Der Brutbestand des Baumfalken wurde über einen Zeitraum von 33 Jahren erfasst. Dabei gelang       der erste Brutnachweis erst im Jahr 1986, was im Wesentlichen daran lag, dass bis zum damaligen Zeitpunkt die Bruthabitate des Baumfalken einfach nicht bekannt waren. Im Bereich des MTB brütet der Baumfalke bevorzugt in der Offenlandschaft in kleinen Feldgehölzen, Pappelreihen und zunehmend in Hochspannungsmasten in verlassenen Rabenkrähennestern und weicht somit in der Wahl seiner Neststandorte von den anderen kartierten Greifvogelarten ab. Zudem unterscheidet sich auch der optimale Zeitpunkt der Erfassung der Brutpaare, denn erst ab Ende Juli, den gesamten August bis in den September hinein können zuverlässig brütende Baumfalken und flügge werdende Jungvögel angetroffen werden. Baumfalken sind dann ausgesprochen ruffreudig und reagieren in Nestnähe auch auf den Einsatz von Klangattrappen.

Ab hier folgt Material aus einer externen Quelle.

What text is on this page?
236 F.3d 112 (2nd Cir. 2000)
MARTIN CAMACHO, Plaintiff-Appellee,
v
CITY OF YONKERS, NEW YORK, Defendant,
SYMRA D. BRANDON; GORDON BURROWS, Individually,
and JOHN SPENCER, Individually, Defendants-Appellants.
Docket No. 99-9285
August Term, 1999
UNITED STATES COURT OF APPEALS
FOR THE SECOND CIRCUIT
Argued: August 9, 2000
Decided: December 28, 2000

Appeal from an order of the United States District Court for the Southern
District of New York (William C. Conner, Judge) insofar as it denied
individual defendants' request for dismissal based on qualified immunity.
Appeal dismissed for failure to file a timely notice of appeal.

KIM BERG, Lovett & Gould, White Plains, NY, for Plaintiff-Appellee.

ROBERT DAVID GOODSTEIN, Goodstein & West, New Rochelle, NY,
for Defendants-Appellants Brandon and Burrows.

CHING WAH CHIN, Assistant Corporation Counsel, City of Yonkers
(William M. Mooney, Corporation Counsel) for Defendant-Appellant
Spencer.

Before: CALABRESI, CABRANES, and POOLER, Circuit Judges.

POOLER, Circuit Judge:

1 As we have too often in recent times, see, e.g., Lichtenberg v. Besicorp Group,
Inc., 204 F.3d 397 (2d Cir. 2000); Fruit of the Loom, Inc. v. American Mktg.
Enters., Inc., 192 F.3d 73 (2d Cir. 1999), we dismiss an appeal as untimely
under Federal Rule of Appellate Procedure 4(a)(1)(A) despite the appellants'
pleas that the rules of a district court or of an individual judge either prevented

Der Bestand des Baumfalken ist dabei über den gesamten Kartierungszeitraum stabil, wenn auch mit geringer Siedlungsdichte. Der Höchstwert von 5 erfolgreichen Brutpaaren wurde in den Jahren 2000 und 2021 erreicht. Insgesamt sind 6-7 Reviere bekannt. Somit bestätigt sich hier die Einschätzung für NRW aus dem Monitoring seltener Brutvögel (vgl. Charadrius 57, Heft 3-4, Seite 178).